Contemporary culture is peculiarly Martha-like. Most people I know are absurdly busy and have taken deep into themselves the self-deception that our own achievements are what really count in life. So perhaps the gift of contemporary art, particularly paintings such as this, might be in slowing us down and helping us to recover something of Mary’s role of patient attending.
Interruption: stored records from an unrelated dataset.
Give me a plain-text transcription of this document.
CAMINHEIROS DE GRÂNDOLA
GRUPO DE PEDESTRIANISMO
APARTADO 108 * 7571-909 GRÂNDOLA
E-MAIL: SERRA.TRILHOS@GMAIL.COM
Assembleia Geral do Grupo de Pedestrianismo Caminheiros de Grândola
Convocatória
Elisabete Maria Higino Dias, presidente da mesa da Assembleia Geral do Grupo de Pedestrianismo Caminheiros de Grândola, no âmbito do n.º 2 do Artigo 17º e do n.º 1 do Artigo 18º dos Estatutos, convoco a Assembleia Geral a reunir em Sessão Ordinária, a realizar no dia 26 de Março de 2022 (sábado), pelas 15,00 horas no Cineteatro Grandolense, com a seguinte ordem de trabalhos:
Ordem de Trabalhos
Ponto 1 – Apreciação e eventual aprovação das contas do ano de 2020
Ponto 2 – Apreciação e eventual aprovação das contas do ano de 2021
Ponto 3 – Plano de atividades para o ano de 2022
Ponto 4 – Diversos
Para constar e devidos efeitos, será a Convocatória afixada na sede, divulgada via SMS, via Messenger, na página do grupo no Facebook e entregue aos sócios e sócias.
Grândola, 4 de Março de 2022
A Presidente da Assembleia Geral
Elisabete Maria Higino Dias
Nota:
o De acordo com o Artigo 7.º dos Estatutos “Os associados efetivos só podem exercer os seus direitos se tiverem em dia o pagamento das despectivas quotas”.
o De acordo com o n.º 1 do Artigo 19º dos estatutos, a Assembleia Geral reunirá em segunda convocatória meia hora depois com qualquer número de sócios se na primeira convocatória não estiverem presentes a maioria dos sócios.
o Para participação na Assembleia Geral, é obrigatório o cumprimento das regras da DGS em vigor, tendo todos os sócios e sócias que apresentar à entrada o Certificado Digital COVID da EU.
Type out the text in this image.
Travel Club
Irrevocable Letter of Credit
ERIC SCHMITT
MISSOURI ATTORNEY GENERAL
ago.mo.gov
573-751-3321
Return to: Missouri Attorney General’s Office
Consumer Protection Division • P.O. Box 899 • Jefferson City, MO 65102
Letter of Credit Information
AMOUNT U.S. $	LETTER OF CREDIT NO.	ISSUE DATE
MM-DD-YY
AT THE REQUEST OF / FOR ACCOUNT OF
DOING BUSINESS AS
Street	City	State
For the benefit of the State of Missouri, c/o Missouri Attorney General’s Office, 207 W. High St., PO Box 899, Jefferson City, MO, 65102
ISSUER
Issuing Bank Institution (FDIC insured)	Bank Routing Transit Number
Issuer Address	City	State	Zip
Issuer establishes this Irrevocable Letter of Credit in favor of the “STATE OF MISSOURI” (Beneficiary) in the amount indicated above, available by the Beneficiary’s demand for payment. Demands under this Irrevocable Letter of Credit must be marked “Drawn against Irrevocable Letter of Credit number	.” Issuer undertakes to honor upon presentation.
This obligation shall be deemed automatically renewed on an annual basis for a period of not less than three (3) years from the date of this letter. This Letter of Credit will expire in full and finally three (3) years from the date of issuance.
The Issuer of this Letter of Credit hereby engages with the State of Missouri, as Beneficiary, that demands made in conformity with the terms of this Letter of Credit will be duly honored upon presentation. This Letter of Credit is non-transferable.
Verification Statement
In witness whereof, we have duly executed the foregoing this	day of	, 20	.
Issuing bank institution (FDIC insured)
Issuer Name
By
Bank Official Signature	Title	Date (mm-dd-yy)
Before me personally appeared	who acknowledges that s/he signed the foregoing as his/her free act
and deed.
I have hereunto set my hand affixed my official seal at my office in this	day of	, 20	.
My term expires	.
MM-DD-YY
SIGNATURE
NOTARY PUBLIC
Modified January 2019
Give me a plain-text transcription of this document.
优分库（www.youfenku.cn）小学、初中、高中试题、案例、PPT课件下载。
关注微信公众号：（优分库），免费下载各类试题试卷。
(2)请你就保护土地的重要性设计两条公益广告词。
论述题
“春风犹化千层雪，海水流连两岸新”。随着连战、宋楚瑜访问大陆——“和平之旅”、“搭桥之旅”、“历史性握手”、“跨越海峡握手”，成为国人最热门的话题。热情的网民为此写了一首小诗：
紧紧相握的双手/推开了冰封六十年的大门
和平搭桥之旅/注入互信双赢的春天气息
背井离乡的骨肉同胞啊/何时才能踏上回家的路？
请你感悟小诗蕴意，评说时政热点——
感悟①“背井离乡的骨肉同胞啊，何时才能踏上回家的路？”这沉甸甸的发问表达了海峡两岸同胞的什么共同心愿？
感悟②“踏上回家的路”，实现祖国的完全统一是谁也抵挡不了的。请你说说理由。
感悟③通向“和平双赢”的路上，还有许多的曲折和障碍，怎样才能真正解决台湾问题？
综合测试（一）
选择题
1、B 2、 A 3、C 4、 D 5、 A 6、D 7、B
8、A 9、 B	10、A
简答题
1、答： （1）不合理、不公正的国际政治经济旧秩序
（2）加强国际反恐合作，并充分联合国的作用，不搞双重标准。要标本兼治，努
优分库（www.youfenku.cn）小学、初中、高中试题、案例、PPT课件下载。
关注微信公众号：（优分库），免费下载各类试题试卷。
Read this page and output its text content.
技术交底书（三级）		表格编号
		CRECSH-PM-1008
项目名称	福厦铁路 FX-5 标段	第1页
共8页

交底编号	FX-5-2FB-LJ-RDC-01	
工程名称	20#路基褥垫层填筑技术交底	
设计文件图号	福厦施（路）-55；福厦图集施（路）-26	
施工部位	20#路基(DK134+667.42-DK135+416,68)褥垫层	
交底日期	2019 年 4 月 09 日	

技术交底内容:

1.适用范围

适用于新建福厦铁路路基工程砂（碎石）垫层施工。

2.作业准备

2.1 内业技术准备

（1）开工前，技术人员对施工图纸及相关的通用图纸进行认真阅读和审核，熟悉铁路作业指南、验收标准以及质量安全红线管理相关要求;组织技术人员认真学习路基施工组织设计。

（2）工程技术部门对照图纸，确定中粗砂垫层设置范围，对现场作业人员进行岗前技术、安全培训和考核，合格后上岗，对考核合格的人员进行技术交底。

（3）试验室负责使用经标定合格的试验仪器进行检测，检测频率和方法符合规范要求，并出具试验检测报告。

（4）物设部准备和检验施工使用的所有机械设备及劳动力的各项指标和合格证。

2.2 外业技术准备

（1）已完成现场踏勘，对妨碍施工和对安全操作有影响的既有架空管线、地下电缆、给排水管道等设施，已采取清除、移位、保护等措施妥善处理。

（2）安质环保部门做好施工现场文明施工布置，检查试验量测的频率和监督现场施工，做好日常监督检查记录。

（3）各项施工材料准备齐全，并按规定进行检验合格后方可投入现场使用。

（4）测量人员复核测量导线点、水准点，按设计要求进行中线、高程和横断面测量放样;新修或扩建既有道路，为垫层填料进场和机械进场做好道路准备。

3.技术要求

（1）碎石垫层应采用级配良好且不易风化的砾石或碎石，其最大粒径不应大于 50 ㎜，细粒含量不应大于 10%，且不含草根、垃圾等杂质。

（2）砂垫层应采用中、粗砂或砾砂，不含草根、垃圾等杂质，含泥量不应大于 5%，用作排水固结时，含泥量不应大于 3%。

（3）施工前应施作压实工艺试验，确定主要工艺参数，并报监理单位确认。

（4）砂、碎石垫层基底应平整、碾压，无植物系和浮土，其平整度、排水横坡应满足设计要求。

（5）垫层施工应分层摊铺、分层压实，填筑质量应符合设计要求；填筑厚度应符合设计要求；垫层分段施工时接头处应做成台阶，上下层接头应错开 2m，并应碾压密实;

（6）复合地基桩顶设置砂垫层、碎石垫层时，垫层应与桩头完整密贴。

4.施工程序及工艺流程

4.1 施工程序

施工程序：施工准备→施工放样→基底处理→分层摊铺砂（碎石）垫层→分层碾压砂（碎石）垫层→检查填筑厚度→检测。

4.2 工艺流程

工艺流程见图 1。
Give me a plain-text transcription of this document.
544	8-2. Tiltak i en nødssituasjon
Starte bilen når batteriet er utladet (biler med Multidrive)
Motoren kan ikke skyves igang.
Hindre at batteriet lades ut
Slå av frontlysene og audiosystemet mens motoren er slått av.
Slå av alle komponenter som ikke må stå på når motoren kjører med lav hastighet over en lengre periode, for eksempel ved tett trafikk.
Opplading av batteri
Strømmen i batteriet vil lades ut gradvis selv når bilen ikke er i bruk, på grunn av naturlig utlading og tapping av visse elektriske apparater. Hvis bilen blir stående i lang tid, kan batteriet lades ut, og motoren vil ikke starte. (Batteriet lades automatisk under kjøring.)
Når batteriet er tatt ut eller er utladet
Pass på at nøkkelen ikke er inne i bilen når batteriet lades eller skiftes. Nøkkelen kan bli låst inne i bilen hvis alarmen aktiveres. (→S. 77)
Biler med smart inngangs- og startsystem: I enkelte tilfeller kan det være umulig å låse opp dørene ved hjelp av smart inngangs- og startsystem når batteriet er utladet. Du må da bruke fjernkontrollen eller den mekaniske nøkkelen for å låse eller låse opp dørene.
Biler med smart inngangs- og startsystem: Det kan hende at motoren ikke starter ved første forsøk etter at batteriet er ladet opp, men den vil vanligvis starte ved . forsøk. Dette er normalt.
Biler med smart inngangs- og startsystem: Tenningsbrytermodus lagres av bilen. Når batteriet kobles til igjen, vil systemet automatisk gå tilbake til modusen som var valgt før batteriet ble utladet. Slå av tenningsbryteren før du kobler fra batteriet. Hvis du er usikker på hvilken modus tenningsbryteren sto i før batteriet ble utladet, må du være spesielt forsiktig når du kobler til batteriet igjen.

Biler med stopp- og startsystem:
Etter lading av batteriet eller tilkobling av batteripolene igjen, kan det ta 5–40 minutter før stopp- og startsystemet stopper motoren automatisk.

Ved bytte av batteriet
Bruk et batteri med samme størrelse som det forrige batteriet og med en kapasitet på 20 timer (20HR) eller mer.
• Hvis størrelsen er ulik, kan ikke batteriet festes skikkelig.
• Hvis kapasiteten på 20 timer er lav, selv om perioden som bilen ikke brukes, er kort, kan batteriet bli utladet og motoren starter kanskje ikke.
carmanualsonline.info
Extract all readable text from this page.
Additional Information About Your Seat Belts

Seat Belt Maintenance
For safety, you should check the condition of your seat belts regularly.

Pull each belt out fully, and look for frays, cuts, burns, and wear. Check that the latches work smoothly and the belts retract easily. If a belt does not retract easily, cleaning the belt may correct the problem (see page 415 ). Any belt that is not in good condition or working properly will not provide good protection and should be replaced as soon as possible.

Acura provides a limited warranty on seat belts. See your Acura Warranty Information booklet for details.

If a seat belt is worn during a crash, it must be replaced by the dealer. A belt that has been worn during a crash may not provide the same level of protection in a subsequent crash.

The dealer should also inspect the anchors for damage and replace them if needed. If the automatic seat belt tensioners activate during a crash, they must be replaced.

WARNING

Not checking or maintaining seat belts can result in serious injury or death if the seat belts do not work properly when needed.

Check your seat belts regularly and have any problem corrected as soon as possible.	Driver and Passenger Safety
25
Take some time over the next few months with this painting. Sit in front of it and allow its size and depth of colour to draw you in. The artist said to me that his best paintings are those where he himself is able to relinquish control. The canvas becomes simply a space where what will be revealed is revealed. I can’t think, therefore, of a better aid to prayer – not an idol seeking to restrict our understanding of God, but an icon that creates a space for us to relinquish control, to attend to what lies beyond the image and to allow what will be revealed in us to be revealed.

No doubt some of us will share my father’s assessment of abstract art: “I don’t get it. It’s just not my thing.” And I am sure there are also some of us here who still feel that way about faith in Christ and view church primarily as a social event, simply a locus of yet more human activity. But Jesus says to you as he says to Martha: “you are missing the better part”. Come and sit with the one in whom the fullness of God was pleased to dwell. Look beyond the surface of the image and be transformed by the power of the invisible God.